The issue is not whether Utah's hunting or fishing laws should be changed. It's whether the process by which those laws can be changed should be changed.
It's like arguing about how to argue before an argument begins.Still, the passions on either side of Proposition 5 have turned the proposed amendment to the Utah Constitution into one of the most intensely debated and heavily financed issues of the fall campaign.
Proposition 5 would require a two-thirds majority vote for the successful passage of any future ballot initiative seeking a change in when, how or how much wildlife is taken in Utah.
Proponents say Proposition 5 would protect the state's current hunting and fishing practices from attack by out-of-state animal rights "extremists."
Opponents say that to require a two-thirds majority for the passage of any ballot initiative is an affront to democracy.
The emotional climate surrounding Proposition 5 was evident Thursday at the University of Utah, where the two sides squared off in a lunchtime debate hosted by the Hinckley Institute of Politics.
Students and others in the audience were decidedly against Proposition 5 and took out their frustrations on Proposition 5 advocate Don Peay. The finance chairman of Utahns for Wildlife Heritage and Conservation was peppered with pointed questions.

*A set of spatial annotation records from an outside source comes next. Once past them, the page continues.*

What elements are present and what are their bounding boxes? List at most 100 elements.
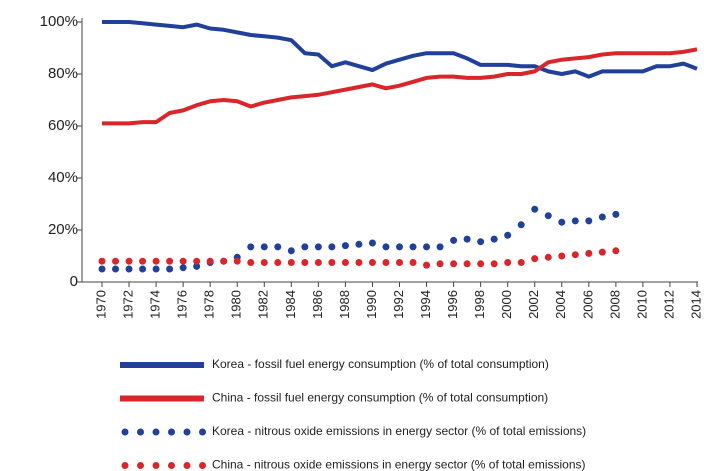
x-tick-label: 2012 bbox=[661, 290, 676, 319]
legend-swatch bbox=[152, 428, 160, 436]
series-dot bbox=[193, 262, 201, 270]
x-tick-label: 2004 bbox=[553, 290, 568, 319]
x-tick-label: 1986 bbox=[310, 290, 325, 319]
series-dot bbox=[112, 265, 120, 273]
series-dot bbox=[274, 259, 282, 266]
series-dot bbox=[247, 259, 255, 266]
series-dot bbox=[152, 265, 160, 273]
series-dot bbox=[328, 243, 336, 251]
x-tick-label: 1988 bbox=[337, 290, 352, 319]
series-dot bbox=[423, 261, 431, 269]
series-dot bbox=[463, 260, 471, 268]
legend-swatch bbox=[137, 428, 144, 436]
series-line bbox=[102, 47, 698, 126]
series-dot bbox=[450, 236, 458, 244]
series-dot bbox=[517, 259, 525, 266]
series-dot bbox=[341, 259, 349, 266]
series-dot bbox=[517, 221, 525, 229]
series-dot bbox=[260, 259, 268, 266]
series-dot bbox=[328, 259, 336, 266]
legend-swatch bbox=[168, 462, 175, 469]
series-dot bbox=[409, 259, 417, 266]
series-dot bbox=[314, 243, 322, 251]
series-line bbox=[102, 20, 698, 79]
legend-swatch bbox=[152, 462, 160, 469]
legend-swatch bbox=[121, 462, 129, 469]
series-dot bbox=[450, 260, 458, 268]
series-dot bbox=[355, 240, 363, 248]
series-dot bbox=[558, 218, 566, 226]
legend-swatch bbox=[183, 462, 191, 469]
x-tick-label: 2002 bbox=[526, 290, 541, 319]
series-dot bbox=[544, 253, 552, 261]
x-tick-label: 1998 bbox=[472, 290, 487, 319]
x-tick-label: 1980 bbox=[229, 290, 244, 319]
x-tick-label: 1996 bbox=[445, 290, 460, 319]
series-dot bbox=[585, 217, 593, 225]
series-dot bbox=[436, 243, 444, 251]
series-dot bbox=[206, 257, 214, 265]
series-dot bbox=[382, 243, 390, 251]
series-dot bbox=[544, 212, 552, 220]
series-dot bbox=[355, 259, 363, 266]
series-dot bbox=[287, 259, 295, 266]
x-tick-label: 1994 bbox=[418, 290, 433, 319]
series-dot bbox=[260, 243, 268, 251]
x-tick-label: 2010 bbox=[634, 290, 649, 319]
legend-swatch bbox=[137, 462, 144, 469]
y-tick-label: 80% bbox=[48, 65, 78, 82]
y-tick-label: 20% bbox=[48, 221, 78, 238]
series-dot bbox=[423, 243, 431, 251]
series-dot bbox=[490, 235, 498, 243]
series-dot bbox=[598, 213, 606, 221]
legend-swatch bbox=[168, 428, 175, 436]
x-tick-label: 1974 bbox=[148, 290, 163, 319]
y-tick-label: 100% bbox=[40, 13, 78, 30]
series-dot bbox=[139, 265, 147, 273]
series-dot bbox=[112, 257, 120, 265]
legend-label: China - nitrous oxide emissions in energ… bbox=[212, 458, 586, 471]
x-tick-label: 2014 bbox=[688, 290, 703, 319]
series-dot bbox=[368, 259, 376, 266]
legend-swatch bbox=[199, 462, 206, 469]
series-dot bbox=[504, 259, 512, 266]
series-dot bbox=[531, 205, 539, 213]
series-dot bbox=[477, 238, 485, 246]
series-dot bbox=[125, 265, 133, 273]
series-dot bbox=[531, 255, 539, 263]
x-tick-label: 2008 bbox=[607, 290, 622, 319]
series-dot bbox=[314, 259, 322, 266]
x-tick-label: 1984 bbox=[283, 290, 298, 319]
series-dot bbox=[612, 247, 620, 255]
series-dot bbox=[193, 257, 201, 265]
x-tick-label: 1990 bbox=[364, 290, 379, 319]
x-tick-label: 1992 bbox=[391, 290, 406, 319]
series-dot bbox=[287, 247, 295, 255]
series-dot bbox=[396, 243, 403, 251]
series-dot bbox=[98, 265, 106, 273]
series-dot bbox=[571, 217, 579, 225]
legend-label: Korea - nitrous oxide emissions in energ… bbox=[212, 424, 586, 438]
x-tick-label: 1978 bbox=[202, 290, 217, 319]
series-dot bbox=[220, 257, 228, 265]
legend-swatch bbox=[183, 428, 191, 436]
series-dot bbox=[571, 251, 579, 259]
series-dot bbox=[477, 260, 485, 268]
x-tick-label: 1970 bbox=[93, 290, 108, 319]
y-tick-label: 40% bbox=[48, 169, 78, 186]
series-dot bbox=[301, 243, 309, 251]
series-dot bbox=[598, 248, 606, 256]
series-dot bbox=[125, 257, 133, 265]
series-dot bbox=[368, 239, 376, 247]
x-tick-label: 1976 bbox=[175, 290, 190, 319]
legend-label: China - fossil fuel energy consumption (… bbox=[212, 391, 548, 405]
series-dot bbox=[612, 210, 620, 218]
legend-swatch bbox=[121, 428, 129, 436]
series-dot bbox=[233, 257, 241, 265]
series-dot bbox=[558, 252, 566, 260]
series-dot bbox=[341, 242, 349, 250]
series-dot bbox=[436, 260, 444, 268]
x-tick-label: 2006 bbox=[580, 290, 595, 319]
series-dot bbox=[274, 243, 282, 251]
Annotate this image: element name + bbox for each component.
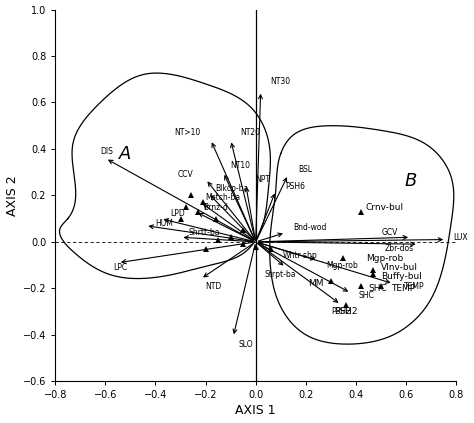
Text: DIS: DIS xyxy=(100,147,113,156)
Text: Shrtt-ba: Shrtt-ba xyxy=(188,228,219,237)
Text: Mgp-rob: Mgp-rob xyxy=(326,261,357,269)
Text: Vlnv-bul: Vlnv-bul xyxy=(381,263,418,272)
Text: MM: MM xyxy=(308,279,323,288)
Text: Zbr-dos: Zbr-dos xyxy=(384,244,413,253)
Text: Crnv-bul: Crnv-bul xyxy=(366,203,404,212)
Text: SHC: SHC xyxy=(358,291,374,300)
Text: PSH2: PSH2 xyxy=(331,307,351,316)
Text: PSH6: PSH6 xyxy=(286,181,306,191)
Text: Bnd-wod: Bnd-wod xyxy=(293,223,327,232)
Text: CCV: CCV xyxy=(177,170,193,179)
Text: NTD: NTD xyxy=(206,281,222,291)
Text: Blkcp-ba: Blkcp-ba xyxy=(216,184,249,193)
Text: HUM: HUM xyxy=(155,219,173,228)
Text: NPT: NPT xyxy=(255,175,271,184)
Text: NT30: NT30 xyxy=(271,77,291,86)
Text: Buffy-bul: Buffy-bul xyxy=(381,272,422,281)
Text: B: B xyxy=(405,173,417,190)
Text: Mstch-ba: Mstch-ba xyxy=(206,193,241,202)
Text: GCV: GCV xyxy=(382,228,399,237)
Text: LPD: LPD xyxy=(171,209,185,219)
Text: BSL: BSL xyxy=(298,165,312,174)
Text: A: A xyxy=(119,145,132,162)
Y-axis label: AXIS 2: AXIS 2 xyxy=(6,175,18,216)
Text: NT>10: NT>10 xyxy=(174,128,201,137)
Text: PSH2: PSH2 xyxy=(334,307,357,316)
Text: LUX: LUX xyxy=(454,233,468,242)
X-axis label: AXIS 1: AXIS 1 xyxy=(236,404,276,418)
Text: NT10: NT10 xyxy=(231,161,251,170)
Text: TEMP: TEMP xyxy=(391,284,415,293)
Text: LPC: LPC xyxy=(113,263,127,272)
Text: SLO: SLO xyxy=(238,340,253,349)
Text: Strpt-ba: Strpt-ba xyxy=(265,270,296,279)
Text: SHC: SHC xyxy=(368,284,387,293)
Text: Whtr-shp: Whtr-shp xyxy=(283,251,318,260)
Text: Mgp-rob: Mgp-rob xyxy=(366,254,403,263)
Text: TEMP: TEMP xyxy=(403,281,424,291)
Text: NT20: NT20 xyxy=(241,128,261,137)
Text: Brnz-d: Brnz-d xyxy=(203,203,228,212)
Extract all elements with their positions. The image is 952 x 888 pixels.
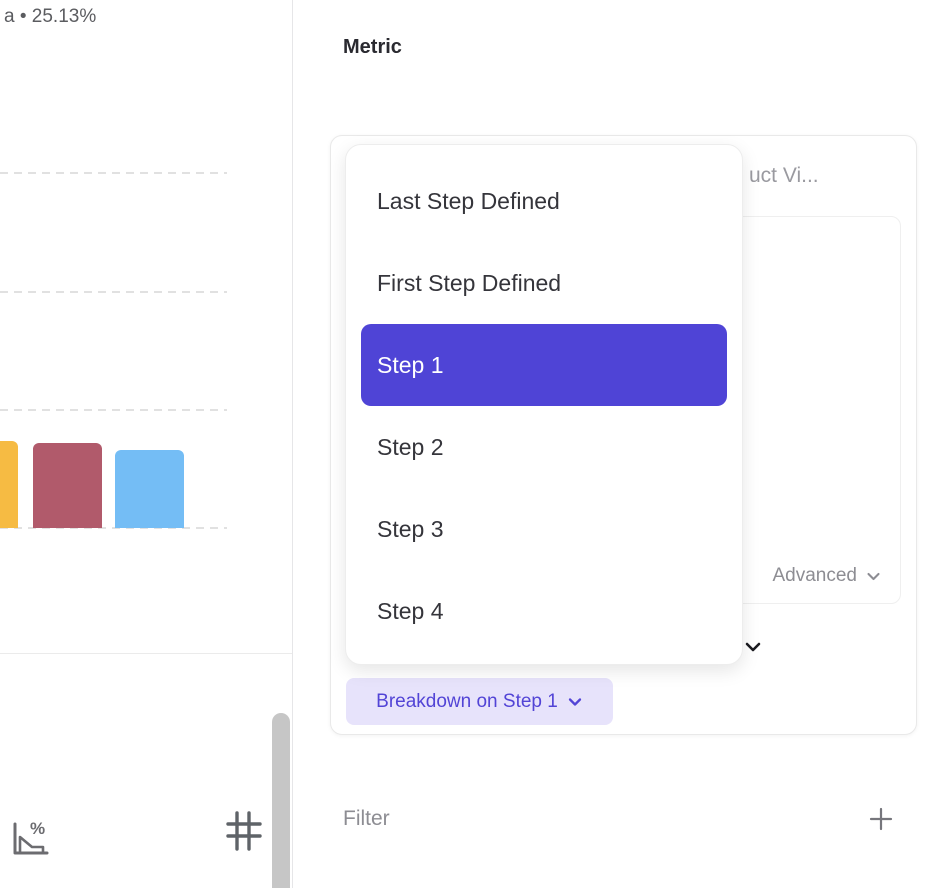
filter-section-title: Filter (343, 807, 390, 830)
horizontal-divider (0, 653, 292, 654)
pane-divider (292, 0, 293, 888)
dropdown-item[interactable]: Step 2 (377, 433, 444, 460)
series-legend: a • 25.13% (4, 6, 97, 27)
chevron-down-icon (568, 697, 581, 706)
baseline-gridline (0, 527, 227, 529)
dropdown-item[interactable]: Last Step Defined (377, 187, 560, 214)
chevron-down-icon (867, 572, 880, 580)
metric-pane: Metric uct Vi... Advanced Breakdown on S… (293, 0, 952, 888)
scrollbar-thumb[interactable] (272, 713, 290, 888)
chevron-down-icon[interactable] (742, 636, 764, 658)
advanced-label: Advanced (772, 565, 857, 586)
metric-event-label[interactable]: uct Vi... (749, 164, 819, 187)
gridline (0, 172, 227, 174)
gridline (0, 409, 227, 411)
dropdown-item[interactable]: Step 1 (361, 324, 727, 406)
funnel-bar[interactable] (115, 450, 184, 528)
dropdown-item[interactable]: First Step Defined (377, 269, 562, 296)
metric-section-title: Metric (343, 36, 402, 58)
dropdown-item[interactable]: Step 3 (377, 515, 444, 542)
step-dropdown-menu: Last Step Defined First Step Defined Ste… (345, 144, 743, 665)
plus-icon (869, 807, 893, 831)
advanced-toggle[interactable]: Advanced (772, 565, 882, 587)
breakdown-label: Breakdown on Step 1 (376, 690, 558, 712)
svg-text:%: % (30, 819, 45, 838)
grid-hash-icon[interactable] (226, 808, 262, 859)
add-filter-button[interactable] (868, 806, 894, 832)
funnel-bar[interactable] (0, 441, 18, 528)
gridline (0, 291, 227, 293)
filter-section: Filter (343, 806, 894, 832)
breakdown-button[interactable]: Breakdown on Step 1 (346, 678, 613, 725)
chart-pane: a • 25.13% % (0, 0, 292, 888)
dropdown-item[interactable]: Step 4 (377, 597, 444, 624)
funnel-bar[interactable] (33, 443, 102, 528)
conversion-rate-chart-icon[interactable]: % (8, 816, 50, 867)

Peay also put up with some spirited remarks from Craig Axford, Peay's sparring partner for the hourlong debate. Axford is campaign coordinator for the Utah Voting Rights Coalition, formed to defeat Proposition 5.
Peay said Utahns are happy with the way wildlife has been managed in Utah and don't want outside interests trying to change that.
But Axford said that same wildlife management strategy has led to the elimination or near-elimination of other species from Utah.